Car Care: How to Replace a Thermostat

Save a big repair bill with this simple fix

Replacement procedure

In most cases, the cause of an overheating or no-heat condition in your vehicle is a faulty thermostat. And since a new “T-stat” costs only about $8, it makes more sense to replace it than to spend hours diagnosing the problem. If that doesn't fix it, at least you're only out about two hours.

Pick up a new T-stat and gasket, as well as RTV sealant, fresh coolant (to top off the system) and hose-clamping pliers at an auto parts store. And while you're there, ask the clerk for the torque specs for the gooseneck bolts. Then gather up your metric sockets, a plastic scraper and a drip pan. Slide the drip pan under the engine to catch the spilled coolant.

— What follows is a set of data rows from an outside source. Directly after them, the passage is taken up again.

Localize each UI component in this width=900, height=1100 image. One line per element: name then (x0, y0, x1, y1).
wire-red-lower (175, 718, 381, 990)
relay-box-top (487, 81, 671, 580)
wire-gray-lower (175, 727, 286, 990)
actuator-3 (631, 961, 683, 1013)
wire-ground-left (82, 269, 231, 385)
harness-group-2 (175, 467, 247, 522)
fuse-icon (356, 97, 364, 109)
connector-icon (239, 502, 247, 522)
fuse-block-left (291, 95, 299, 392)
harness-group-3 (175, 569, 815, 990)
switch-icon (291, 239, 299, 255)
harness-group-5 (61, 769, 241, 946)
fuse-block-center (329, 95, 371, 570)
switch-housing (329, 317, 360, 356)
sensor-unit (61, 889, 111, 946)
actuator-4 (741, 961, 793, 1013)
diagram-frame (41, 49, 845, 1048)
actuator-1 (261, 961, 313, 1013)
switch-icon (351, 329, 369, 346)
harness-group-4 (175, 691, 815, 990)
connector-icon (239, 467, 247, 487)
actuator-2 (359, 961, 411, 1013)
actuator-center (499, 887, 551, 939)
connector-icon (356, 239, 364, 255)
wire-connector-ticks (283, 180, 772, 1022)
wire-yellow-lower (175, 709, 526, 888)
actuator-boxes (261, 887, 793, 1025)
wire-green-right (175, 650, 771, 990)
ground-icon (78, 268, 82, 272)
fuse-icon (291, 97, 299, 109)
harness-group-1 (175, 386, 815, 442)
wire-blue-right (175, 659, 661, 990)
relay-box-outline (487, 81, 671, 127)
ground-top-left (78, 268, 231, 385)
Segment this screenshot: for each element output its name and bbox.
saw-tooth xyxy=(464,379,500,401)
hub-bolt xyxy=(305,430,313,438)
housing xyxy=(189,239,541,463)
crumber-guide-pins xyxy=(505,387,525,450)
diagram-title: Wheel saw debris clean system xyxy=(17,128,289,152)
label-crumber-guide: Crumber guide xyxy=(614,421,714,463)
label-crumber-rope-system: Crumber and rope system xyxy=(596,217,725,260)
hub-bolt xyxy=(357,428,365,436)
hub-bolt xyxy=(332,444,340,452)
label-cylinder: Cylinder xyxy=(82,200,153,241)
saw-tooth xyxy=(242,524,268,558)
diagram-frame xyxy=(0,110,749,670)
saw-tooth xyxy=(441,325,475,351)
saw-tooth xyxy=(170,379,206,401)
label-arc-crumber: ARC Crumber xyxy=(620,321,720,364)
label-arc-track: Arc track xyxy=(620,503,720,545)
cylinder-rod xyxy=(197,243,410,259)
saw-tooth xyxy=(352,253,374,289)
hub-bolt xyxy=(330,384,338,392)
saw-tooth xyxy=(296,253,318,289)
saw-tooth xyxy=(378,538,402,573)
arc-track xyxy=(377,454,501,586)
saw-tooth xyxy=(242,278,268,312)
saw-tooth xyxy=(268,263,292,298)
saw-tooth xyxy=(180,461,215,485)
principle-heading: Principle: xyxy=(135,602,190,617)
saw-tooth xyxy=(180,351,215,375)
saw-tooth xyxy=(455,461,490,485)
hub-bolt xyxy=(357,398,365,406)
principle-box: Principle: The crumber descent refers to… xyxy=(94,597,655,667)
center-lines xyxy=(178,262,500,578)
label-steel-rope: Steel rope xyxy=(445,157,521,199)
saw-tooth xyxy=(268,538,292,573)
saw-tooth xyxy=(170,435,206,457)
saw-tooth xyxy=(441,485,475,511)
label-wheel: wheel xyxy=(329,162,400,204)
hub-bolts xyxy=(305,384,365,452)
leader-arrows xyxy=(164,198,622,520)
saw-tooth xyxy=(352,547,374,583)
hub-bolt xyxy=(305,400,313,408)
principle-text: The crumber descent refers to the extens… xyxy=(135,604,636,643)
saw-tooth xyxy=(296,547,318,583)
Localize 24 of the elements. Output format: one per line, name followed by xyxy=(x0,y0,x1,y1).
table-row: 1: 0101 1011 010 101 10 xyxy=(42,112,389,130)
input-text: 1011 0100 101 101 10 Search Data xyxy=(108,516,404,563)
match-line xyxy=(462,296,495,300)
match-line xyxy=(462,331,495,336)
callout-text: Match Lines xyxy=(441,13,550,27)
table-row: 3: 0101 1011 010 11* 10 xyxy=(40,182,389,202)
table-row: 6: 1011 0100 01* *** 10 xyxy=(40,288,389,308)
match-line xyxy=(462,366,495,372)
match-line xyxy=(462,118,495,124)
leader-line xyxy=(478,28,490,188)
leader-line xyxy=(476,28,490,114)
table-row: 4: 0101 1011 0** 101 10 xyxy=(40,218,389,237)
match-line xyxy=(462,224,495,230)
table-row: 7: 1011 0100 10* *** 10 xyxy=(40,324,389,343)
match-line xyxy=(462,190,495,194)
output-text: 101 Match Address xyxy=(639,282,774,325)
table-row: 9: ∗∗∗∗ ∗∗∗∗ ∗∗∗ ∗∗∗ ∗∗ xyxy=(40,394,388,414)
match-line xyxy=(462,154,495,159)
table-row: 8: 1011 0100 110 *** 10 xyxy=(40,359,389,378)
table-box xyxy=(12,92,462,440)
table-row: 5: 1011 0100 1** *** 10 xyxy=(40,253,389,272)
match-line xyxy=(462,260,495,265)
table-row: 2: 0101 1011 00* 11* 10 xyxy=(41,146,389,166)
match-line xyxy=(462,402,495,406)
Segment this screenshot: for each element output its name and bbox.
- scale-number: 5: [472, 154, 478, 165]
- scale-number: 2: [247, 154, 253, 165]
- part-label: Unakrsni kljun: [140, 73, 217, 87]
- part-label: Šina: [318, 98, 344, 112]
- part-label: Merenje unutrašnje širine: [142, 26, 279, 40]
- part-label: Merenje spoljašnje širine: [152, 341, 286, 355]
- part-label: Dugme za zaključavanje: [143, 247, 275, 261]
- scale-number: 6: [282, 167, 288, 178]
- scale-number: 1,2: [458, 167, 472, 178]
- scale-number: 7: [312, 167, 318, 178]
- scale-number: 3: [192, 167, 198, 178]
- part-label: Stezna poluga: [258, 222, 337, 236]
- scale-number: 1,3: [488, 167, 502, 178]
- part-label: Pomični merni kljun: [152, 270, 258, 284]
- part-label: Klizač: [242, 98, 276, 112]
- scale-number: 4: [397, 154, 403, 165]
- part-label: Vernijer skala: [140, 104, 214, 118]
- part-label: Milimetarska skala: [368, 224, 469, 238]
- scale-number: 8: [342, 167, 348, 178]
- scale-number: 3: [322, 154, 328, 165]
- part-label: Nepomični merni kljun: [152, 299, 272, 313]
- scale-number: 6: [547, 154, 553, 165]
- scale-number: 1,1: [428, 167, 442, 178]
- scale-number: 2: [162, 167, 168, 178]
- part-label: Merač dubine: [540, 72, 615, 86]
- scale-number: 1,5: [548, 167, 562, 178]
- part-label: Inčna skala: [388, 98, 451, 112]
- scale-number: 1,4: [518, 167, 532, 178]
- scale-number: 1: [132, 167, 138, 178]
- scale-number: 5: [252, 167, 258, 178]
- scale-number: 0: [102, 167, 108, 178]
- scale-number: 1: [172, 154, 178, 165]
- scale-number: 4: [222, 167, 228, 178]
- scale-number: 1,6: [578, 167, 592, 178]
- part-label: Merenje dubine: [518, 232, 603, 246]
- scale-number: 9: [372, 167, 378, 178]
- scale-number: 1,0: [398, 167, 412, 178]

The T-stat is usually located near the top of the engine under a “gooseneck” housing attached to the upper radiator hose. If yours isn't there, consult a shop manual to locate it. Remove the two or three bolts that hold the gooseneck in place and remove the T-stat (Photo 1). Next, clean both the engine and the gooseneck sealing surfaces (Photo 2). If the parts store gave you a plain gasket, coat one side with RTV sealant (self-adhesive gaskets don't need sealant). Then install the T-stat and gasket (Photo 3). If the old T-stat used a rubber O-ring instead of a gasket, lubricate the new one with fresh coolant before you insert it. Reinstall the gooseneck and top off the coolant.